Und wie sollte ein anderer dieses Schneckenhaus sehen? Er ließ ja keinen anderen nahe genug an sich heran, als dass dieser es sehen konnte. Er verbrachte auch die meiste Zeit in seinem Schneckenhaus. Streckte selten seine Fühler nach draußen aus. Und wenn er merkte, dass ihm ein anderer zu nahe kam, verkroch er sich wieder ganz schnell in sein vertrautes kleines Häuschen.

Eines Tages kam ein kleines Schneckchen des Wegs, welches etwas vorwitzig und neugierig war. Sie sah den Schneck, wie er auf einem Blatt saß, um es gemütlich aufzufuttern. Dieses leckere Blatt würde ihr sicher auch schmecken. Sie kroch gemächlich heran und setzte sich an den Rand dazu. Der Schneck sah etwas erschreckt auf, als er da aus seiner Stille gestört wurde. Doch dann aß er friedlich weiter.

Das kleine Schneckchen kam währenddessen immer näher.
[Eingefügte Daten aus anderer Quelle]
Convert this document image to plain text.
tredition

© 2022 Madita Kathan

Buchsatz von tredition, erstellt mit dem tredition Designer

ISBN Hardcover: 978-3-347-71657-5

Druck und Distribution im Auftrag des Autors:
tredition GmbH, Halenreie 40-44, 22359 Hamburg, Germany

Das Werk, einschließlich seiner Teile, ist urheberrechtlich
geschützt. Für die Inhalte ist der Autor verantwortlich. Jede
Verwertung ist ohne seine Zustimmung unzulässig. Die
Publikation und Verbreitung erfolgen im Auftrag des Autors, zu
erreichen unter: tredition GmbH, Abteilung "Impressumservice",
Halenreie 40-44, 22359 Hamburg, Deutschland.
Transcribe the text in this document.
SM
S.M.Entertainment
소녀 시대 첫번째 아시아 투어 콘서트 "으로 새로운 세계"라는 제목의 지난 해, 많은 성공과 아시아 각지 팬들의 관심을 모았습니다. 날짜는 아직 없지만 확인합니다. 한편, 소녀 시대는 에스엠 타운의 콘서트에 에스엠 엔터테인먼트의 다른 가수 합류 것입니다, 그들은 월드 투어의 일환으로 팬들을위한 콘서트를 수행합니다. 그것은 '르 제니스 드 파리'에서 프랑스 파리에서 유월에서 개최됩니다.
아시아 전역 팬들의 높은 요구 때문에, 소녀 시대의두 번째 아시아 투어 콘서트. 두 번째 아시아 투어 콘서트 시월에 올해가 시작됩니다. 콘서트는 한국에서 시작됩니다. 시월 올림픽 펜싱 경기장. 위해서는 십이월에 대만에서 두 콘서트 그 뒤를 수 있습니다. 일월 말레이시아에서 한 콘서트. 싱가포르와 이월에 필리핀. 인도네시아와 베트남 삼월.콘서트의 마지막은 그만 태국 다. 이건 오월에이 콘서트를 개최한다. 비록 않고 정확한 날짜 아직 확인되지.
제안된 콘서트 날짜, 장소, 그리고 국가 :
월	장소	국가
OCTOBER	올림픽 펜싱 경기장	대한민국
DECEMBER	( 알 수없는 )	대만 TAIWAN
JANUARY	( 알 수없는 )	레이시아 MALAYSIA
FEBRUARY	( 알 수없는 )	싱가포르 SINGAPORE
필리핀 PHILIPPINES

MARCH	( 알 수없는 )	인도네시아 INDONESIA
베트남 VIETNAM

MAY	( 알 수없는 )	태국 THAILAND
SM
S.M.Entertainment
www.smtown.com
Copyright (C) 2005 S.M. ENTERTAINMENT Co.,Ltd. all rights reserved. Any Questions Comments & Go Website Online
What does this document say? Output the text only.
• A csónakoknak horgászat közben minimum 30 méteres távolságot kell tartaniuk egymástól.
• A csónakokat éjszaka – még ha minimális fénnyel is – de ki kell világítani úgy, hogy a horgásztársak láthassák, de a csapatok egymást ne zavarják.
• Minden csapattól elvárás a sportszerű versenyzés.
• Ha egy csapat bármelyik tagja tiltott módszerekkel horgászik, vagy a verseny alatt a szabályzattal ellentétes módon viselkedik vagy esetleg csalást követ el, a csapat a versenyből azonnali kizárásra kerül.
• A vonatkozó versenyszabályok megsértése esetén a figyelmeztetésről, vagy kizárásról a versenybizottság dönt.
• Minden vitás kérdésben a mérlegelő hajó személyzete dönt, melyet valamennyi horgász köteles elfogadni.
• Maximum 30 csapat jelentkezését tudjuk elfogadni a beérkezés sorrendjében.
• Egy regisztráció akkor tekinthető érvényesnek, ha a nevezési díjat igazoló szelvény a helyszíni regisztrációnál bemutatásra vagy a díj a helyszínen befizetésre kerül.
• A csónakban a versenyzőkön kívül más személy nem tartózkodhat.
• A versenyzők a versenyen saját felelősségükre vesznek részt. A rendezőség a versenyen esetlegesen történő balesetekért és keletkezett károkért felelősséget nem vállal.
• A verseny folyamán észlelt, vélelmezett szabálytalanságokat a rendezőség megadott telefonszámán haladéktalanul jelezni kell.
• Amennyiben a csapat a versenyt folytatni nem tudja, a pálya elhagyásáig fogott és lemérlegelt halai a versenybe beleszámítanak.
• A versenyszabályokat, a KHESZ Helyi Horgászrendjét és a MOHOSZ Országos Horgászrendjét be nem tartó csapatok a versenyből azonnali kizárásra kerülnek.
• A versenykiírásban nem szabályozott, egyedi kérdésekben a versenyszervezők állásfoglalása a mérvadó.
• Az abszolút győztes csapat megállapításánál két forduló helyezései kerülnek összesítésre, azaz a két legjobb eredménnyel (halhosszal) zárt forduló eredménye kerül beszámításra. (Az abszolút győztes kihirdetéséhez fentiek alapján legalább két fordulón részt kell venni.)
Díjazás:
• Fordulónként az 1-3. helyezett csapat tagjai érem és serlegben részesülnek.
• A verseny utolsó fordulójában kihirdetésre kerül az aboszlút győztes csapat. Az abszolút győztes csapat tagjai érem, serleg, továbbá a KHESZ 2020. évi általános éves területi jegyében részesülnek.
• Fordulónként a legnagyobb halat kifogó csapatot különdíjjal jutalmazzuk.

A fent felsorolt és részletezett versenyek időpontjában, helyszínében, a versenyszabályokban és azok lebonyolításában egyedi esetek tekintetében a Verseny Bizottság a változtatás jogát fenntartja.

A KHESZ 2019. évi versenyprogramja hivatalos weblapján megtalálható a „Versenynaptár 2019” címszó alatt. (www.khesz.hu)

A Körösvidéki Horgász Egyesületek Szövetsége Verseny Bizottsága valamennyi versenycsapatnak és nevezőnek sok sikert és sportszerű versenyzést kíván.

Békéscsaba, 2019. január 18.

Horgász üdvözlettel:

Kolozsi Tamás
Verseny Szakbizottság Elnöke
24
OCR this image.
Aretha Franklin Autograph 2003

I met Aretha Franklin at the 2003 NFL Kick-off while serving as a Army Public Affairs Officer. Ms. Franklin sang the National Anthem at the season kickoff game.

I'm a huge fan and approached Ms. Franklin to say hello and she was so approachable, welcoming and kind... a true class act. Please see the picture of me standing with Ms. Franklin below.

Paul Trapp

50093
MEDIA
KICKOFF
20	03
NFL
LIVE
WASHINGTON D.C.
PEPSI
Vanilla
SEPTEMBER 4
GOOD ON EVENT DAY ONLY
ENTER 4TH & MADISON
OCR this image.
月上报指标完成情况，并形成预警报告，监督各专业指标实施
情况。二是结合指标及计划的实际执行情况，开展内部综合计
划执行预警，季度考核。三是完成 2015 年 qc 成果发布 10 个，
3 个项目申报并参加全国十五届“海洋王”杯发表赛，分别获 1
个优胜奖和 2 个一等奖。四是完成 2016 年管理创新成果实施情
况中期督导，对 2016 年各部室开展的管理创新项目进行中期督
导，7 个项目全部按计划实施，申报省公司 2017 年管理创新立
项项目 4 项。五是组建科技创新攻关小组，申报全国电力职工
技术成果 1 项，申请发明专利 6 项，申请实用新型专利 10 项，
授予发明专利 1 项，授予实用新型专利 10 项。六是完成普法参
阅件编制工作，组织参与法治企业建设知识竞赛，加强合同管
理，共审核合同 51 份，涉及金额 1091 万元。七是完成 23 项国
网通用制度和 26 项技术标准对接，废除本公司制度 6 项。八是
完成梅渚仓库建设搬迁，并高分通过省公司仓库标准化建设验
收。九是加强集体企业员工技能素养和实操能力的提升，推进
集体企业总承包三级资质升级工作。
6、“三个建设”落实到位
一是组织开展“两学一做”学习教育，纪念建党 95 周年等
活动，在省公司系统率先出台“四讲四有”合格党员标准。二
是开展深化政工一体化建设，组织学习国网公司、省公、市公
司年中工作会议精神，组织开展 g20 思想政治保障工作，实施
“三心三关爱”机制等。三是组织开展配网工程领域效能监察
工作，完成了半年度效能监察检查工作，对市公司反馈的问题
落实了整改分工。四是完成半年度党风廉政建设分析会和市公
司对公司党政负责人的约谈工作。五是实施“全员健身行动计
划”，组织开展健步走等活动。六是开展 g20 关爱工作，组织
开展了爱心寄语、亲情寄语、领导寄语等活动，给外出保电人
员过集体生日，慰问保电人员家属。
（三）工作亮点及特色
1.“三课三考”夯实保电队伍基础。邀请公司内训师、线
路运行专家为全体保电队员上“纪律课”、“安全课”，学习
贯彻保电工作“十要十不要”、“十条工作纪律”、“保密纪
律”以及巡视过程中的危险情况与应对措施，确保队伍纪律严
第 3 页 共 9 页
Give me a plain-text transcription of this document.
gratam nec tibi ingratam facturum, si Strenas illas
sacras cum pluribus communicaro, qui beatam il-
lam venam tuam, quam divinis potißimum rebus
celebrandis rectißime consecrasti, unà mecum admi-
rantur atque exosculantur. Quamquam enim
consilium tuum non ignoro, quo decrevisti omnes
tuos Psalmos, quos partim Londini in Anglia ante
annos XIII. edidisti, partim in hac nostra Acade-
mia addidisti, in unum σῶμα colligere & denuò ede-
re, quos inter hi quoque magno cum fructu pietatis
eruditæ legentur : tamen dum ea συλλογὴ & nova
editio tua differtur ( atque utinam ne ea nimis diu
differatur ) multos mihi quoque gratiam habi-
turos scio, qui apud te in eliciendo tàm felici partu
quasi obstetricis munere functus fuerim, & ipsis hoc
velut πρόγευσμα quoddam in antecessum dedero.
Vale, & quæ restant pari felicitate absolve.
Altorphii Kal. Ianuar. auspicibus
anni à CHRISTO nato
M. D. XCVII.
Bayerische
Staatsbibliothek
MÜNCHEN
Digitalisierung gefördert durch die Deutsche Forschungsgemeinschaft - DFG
Sie futterte an einer Seite des großen Blattes, und als diese aufgegessen war, kroch es zur nächsten, welche näher an dem Schneck war. Und so war sie am Schluss ganz nahe an ihn herangekommen, ohne dass er es merkte.

Er sah auf und bemerkte, dass das kleine Schneckchen wunderhübsche Fühler hatte. Zum ersten Mal sah er sich ein anderes Wesen genauer an. Das kleine Schneckchen saß einfach nur da und sah ihn an. Sie hatte auch noch nie einen Schneck mit solch schönem Schneckenhaus gesehen. Das war nämlich im Gegenlicht der Sonne durchscheinend geworden, und sie sah das schillernde Innere durchleuchten.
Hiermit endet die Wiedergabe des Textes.